I am writing to you on behalf of the International Law Section (“ILS”) of the Florida Bar to express our opposition to SB 1360. We respectfully request that you vote against any further action on this bill and vote against it should it reach the Senate Floor.
SB 1360 seeks to limit the application of foreign laws in family law matters. Presently, Florida law permits, under certain circumstances, foreign laws to be considered by judges in some family law disputes. This is important and necessary in deciding certain cases involving foreign couples and families. For example, a foreign couple living in Florida wishes to divorce and their freely negotiated prenuptial agreement contains a foreign law provision. Under this bill, the prenuptial agreement could not be honored because non-Florida law applies. Thus, this unwarranted and unnecessary restriction would create great uncertainty and lead to serious difficulties in many cases. The bill is most likely unconstitutional because it violates the principal of separation of powers by limiting the court’s freedom to interpret and apply laws.

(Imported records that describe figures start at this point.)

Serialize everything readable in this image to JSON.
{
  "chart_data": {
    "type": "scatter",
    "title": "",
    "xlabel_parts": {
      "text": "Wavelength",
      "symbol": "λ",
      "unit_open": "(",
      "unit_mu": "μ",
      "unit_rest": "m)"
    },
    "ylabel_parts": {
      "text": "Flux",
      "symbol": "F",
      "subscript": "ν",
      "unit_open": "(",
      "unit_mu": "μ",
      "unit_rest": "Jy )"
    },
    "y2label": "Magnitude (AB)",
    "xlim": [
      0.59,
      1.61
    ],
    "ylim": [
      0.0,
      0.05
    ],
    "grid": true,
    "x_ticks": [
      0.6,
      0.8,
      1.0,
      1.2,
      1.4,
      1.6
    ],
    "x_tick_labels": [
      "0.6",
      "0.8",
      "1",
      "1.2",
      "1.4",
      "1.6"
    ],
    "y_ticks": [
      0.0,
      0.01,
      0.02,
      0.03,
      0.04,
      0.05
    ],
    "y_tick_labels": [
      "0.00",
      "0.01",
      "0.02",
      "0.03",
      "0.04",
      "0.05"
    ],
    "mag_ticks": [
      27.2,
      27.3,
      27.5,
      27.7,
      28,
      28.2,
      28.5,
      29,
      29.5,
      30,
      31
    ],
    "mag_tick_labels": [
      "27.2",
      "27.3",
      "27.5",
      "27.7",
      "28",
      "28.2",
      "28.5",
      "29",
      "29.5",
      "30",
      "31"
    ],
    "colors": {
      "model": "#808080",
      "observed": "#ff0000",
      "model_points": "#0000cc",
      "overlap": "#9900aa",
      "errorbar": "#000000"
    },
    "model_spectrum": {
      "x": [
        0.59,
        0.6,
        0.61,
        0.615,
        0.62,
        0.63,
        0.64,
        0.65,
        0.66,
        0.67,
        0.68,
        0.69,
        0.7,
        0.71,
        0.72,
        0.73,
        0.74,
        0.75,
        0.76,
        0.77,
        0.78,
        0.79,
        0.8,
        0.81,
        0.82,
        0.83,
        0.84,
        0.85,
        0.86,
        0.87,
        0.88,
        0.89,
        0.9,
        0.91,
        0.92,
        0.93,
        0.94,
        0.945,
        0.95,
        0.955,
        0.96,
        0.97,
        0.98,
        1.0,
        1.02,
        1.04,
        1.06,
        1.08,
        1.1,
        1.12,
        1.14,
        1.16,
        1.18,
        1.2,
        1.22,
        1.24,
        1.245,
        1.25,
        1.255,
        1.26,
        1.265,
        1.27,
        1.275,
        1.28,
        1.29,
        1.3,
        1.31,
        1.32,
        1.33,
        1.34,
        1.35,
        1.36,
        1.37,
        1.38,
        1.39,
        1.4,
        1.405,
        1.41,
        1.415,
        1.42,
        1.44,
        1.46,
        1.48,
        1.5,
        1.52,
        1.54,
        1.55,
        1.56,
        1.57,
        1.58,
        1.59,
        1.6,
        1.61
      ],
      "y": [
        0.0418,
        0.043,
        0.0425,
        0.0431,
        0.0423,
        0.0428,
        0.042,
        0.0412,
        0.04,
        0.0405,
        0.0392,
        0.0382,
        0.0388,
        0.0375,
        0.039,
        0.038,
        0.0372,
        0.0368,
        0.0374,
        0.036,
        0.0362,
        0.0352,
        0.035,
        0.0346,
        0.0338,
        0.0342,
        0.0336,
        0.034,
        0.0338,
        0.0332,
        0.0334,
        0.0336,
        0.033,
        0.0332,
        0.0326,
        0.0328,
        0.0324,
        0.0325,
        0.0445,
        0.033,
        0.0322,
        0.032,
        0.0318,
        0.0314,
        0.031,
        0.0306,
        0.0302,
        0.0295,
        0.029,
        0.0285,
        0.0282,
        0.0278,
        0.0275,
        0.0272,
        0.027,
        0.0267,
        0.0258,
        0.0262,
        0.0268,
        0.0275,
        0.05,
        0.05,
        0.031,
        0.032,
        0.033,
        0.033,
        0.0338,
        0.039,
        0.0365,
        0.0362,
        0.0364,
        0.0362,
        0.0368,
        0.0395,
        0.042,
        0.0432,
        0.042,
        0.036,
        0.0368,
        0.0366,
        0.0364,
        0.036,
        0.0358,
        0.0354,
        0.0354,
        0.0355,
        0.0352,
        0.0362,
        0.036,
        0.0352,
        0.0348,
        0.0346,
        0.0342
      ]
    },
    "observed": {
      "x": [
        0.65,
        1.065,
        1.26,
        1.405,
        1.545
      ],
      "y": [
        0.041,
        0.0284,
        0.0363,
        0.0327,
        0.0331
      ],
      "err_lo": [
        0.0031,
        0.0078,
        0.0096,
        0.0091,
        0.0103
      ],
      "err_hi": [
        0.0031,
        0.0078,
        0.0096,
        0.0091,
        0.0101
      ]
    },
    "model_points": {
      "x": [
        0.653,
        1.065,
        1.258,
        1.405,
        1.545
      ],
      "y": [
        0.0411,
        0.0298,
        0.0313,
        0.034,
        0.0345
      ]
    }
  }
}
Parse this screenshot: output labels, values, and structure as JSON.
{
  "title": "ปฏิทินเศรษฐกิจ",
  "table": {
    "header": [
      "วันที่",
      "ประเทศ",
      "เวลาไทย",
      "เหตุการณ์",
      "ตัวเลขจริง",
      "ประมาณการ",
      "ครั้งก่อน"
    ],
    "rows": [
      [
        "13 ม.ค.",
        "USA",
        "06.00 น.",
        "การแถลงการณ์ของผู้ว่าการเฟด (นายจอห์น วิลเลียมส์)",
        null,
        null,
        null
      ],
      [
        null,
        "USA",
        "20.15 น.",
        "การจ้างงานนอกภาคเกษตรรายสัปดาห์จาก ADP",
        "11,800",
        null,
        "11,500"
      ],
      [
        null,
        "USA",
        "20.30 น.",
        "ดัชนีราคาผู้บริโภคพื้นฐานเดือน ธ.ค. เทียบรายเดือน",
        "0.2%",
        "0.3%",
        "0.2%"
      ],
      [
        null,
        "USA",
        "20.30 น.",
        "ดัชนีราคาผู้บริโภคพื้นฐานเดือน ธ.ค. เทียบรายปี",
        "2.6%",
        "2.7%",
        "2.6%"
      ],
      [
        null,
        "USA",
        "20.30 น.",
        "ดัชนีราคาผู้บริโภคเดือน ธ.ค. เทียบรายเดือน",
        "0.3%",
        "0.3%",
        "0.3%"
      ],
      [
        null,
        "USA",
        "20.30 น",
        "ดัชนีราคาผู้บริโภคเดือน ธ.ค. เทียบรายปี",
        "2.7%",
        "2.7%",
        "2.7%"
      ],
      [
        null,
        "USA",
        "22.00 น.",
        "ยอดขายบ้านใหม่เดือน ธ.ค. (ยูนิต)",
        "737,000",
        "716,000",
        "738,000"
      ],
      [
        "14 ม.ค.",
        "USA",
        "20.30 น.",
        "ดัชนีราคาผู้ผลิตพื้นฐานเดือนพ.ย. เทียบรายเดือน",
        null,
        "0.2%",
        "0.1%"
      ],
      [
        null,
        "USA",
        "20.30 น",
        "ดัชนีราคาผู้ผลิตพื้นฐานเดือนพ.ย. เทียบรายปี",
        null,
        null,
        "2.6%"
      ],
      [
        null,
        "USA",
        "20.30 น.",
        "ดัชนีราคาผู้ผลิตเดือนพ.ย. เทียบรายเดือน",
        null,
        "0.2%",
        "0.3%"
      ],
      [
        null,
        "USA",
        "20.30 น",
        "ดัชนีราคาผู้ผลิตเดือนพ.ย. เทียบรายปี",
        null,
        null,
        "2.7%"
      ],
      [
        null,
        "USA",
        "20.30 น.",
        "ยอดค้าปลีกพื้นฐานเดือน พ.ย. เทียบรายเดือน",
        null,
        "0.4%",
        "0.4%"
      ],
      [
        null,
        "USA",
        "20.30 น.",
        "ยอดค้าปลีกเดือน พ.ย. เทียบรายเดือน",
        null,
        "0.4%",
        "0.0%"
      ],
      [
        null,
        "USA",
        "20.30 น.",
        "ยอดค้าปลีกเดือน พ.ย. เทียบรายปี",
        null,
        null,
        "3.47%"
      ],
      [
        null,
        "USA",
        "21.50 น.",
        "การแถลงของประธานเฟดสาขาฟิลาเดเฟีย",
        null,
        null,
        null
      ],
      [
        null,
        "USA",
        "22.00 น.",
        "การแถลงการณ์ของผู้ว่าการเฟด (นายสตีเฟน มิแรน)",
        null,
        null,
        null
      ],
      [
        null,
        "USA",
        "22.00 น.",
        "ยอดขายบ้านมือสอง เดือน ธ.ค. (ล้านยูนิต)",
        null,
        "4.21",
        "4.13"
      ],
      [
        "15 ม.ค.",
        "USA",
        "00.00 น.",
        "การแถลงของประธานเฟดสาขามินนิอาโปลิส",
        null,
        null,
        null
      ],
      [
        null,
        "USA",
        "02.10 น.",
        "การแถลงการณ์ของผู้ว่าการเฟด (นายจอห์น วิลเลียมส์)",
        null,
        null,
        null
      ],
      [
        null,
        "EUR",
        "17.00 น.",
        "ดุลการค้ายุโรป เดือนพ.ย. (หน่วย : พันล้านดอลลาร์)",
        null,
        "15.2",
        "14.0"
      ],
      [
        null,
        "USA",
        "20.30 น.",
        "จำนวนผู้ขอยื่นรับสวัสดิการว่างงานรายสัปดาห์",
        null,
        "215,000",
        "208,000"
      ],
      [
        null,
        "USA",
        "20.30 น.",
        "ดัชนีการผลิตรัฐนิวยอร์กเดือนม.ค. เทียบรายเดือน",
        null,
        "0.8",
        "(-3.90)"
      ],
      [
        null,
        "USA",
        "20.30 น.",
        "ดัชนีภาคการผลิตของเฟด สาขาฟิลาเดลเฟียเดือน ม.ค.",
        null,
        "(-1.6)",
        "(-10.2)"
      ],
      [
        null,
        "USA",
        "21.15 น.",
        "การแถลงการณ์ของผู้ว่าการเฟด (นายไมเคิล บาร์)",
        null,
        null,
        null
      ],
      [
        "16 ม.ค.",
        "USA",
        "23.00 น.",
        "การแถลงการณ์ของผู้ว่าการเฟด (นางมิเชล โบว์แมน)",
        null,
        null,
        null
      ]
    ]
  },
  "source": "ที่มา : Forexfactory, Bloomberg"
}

There are also serious U.S. Constitution Contracts Clause issues as well as a likely violation of the federal government’s power to set unified foreign policy.
What makes matters even worse is that the proposed legislation is totally unnecessary. The bill is a “solution” for a non-existent problem: existing court precedent is sufficient to handle the issue of when foreign laws should apply in Family Court. This legislation also has the potential to create significant and serious unintended consequences that would clog up our courts for years and impose significant unnecessary costs on parties and the courts.
The bill is the latest iteration of a movement to ban the application of foreign laws generally in Florida Courts across many disciplines. The bill (and companion bill in the House) has been scaled back in the 2012 Legislative Session to only apply to family law matters. Last year, the ILS actively opposed the prior versions of the bill that went beyond the family law arena and the bills did not reach the floors of the Senate or House. Much of the same language in the 2011 bills is present in the 2012 versions.
We understand that the Family Law Section of The Florida Bar has expressed their great concerns with SB 1360 and is independently reaching out to you. Moreover, the American Bar Association has passed Resolution 113A which explicitly states their opposition to laws that try to wholesale block the application of foreign laws in U.S. Courts, which is effectively what this bill attempts to do.
Finally, we, along with many other stakeholders in the private sector and various agencies of our state and local governments, have worked diligently to develop Florida as a business gateway to Latin America and the Caribbean, and have strived to create an environment that is friendly to international businesses and tourists. The ILS has specifically worked to develop Florida as an international arbitration and mediation center for Latin America and the Caribbean. This type of legislation sends a strong message that our State is hostile to international companies and visitors and will undermine the work done to develop international business and the resulting jobs it would bring.
Your assistance is greatly appreciated.